Saturday, March 04, 2006

Wheelbarrows and Garden Carts

By Christina VanGinkel

Working in the garden can be fun, but having tools that make the job more easy is always a benefit. One 'tool' that I have had issues with through the years is the wheelbarrows that have come and gone during the days I have spent working the garden and surrounding yard. Call me wheelbarrow phobic if you will, but I can never seem to push one without tipping it over, spilling the contents, running it into objects, and any other hazard you could imagine. When I popped the tire on ours last fall, right before the first snow fell; I just nonchalantly parked it behind the shed in hopes that the whole contraption would just disappear.

Needless to say, it did not, and my husband just asked me the other day if I ever got around to ordering a new tire for it. I lied and told him I tried but that I could not find a tire to fit. Knowing he did not believe me at all, he nonetheless took pity on me and told me I should look at some of the new garden carts they now have available. Especially as seeing as we would most likely have to buy a new wheelbarrow anyways, if we could not just find a replacement for the popped tire on the one we currently had.

Garden carts, like wheelbarrows, are for hauling and carting around everything from new seedlings to dirt, to leaves that have been raked up and need to be moved, and grass, with the main difference with most of them being that they have two wheels on the front of them instead of the single tire common on the wheelbarrow. This makes both steering and all around maneuvering of them much easier, at least in my opinion. The Easy Roller Jr. Rolling Cart is a perfect example of what I am referring to. It has two wheels on an extra wide wheelbase, and has a recessed tool tray. On the sides of the cart are clips for your tools to hang conveniently from while you are working. With its all poly construction, and a solid steel axle, it is built to get the job done, no matter whether it is big or small, and it is built to last for more than just a season or two. You can easily maneuver this cart right to the spot you need it at, conveniently in reach while you are doing whatever that job is, and then once it is full, it can just as conveniently be moved to the next location you want it to go, whether to another spot to work, or to the dump pile. With a capacity to hold up to two hundred pounds easily, there really are not a lot of yard jobs that a cart such as this cannot handle.

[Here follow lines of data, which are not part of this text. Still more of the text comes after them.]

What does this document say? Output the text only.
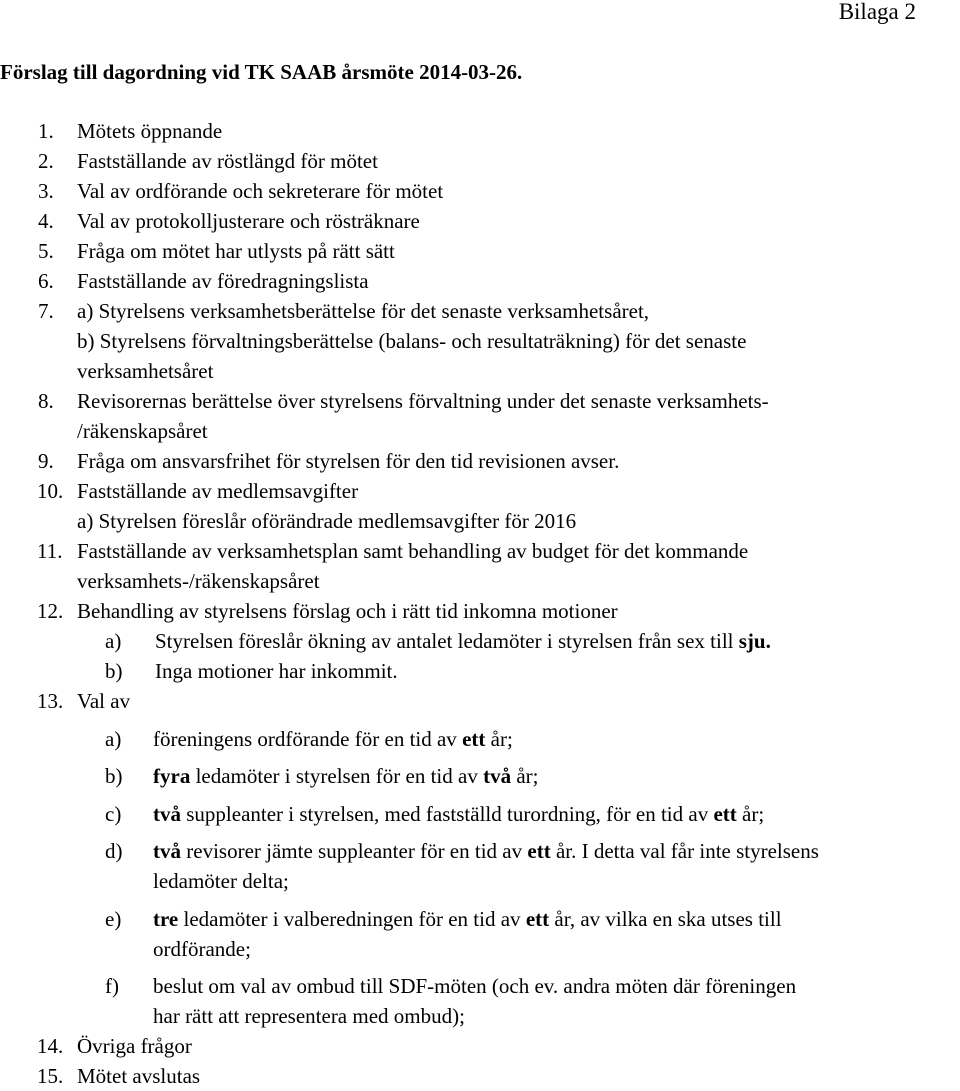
Bilaga 2
Förslag till dagordning vid TK SAAB årsmöte 2014-03-26.
1. Mötets öppnande
2. Fastställande av röstlängd för mötet
3. Val av ordförande och sekreterare för mötet
4. Val av protokolljusterare och rösträknare
5. Fråga om mötet har utlysts på rätt sätt
6. Fastställande av föredragningslista
7. a) Styrelsens verksamhetsberättelse för det senaste verksamhetsåret,
b) Styrelsens förvaltningsberättelse (balans- och resultaträkning) för det senaste
verksamhetsåret
8. Revisorernas berättelse över styrelsens förvaltning under det senaste verksamhets-
/räkenskapsåret
9. Fråga om ansvarsfrihet för styrelsen för den tid revisionen avser.
10. Fastställande av medlemsavgifter
a) Styrelsen föreslår oförändrade medlemsavgifter för 2016
11. Fastställande av verksamhetsplan samt behandling av budget för det kommande
verksamhets-/räkenskapsåret
12. Behandling av styrelsens förslag och i rätt tid inkomna motioner
a) Styrelsen föreslår ökning av antalet ledamöter i styrelsen från sex till sju.
b) Inga motioner har inkommit.
13. Val av
a) föreningens ordförande för en tid av ett år;
b) fyra ledamöter i styrelsen för en tid av två år;
c) två suppleanter i styrelsen, med fastställd turordning, för en tid av ett år;
d) två revisorer jämte suppleanter för en tid av ett år. I detta val får inte styrelsens
ledamöter delta;
e) tre ledamöter i valberedningen för en tid av ett år, av vilka en ska utses till
ordförande;
f) beslut om val av ombud till SDF-möten (och ev. andra möten där föreningen
har rätt att representera med ombud);
14. Övriga frågor
15. Mötet avslutas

I did consider a few other carts, but they were the sort that needs to be attached to a lawn tractor or even a four-wheeler. Some of them have a dump box feature, and others are much like a flat bed trailer. While these do look like they could get a lot of work done, and haul a lot more than what a cart such as the Easy Roller Jr. Rolling Cart could, they nonetheless need to be attached to the lawnmower or four-wheeler. I am not at all comfortable hauling out our lawnmower every time I would want to use a cart, especially for some of the smaller tasks, such as weeding the flowerbeds.

I did come across one cart last year, at our local Home Depot store, which was a dump box, had a handle that converted to be pulled by hand, or to attach to a hitch to be pulled by your garden tractor. The price was comparable to the other garden carts I had looked at, but so far this year, I have not been able to find them. I have come across a few that resemble a child's wagon, with four wheels, high sides, and are easy to maneuver, and if I cannot find the cart that I saw last year, or come across a similarly styled one, I might end up purchasing one of those. Either way, I am not regretting giving up on the wheelbarrow. If you can find something that works better than the original, such as these carts when compared tot eh awkward wheelbarrows of old, there is no reason not to appreciate the improvements in design and let the old relics rest in peace.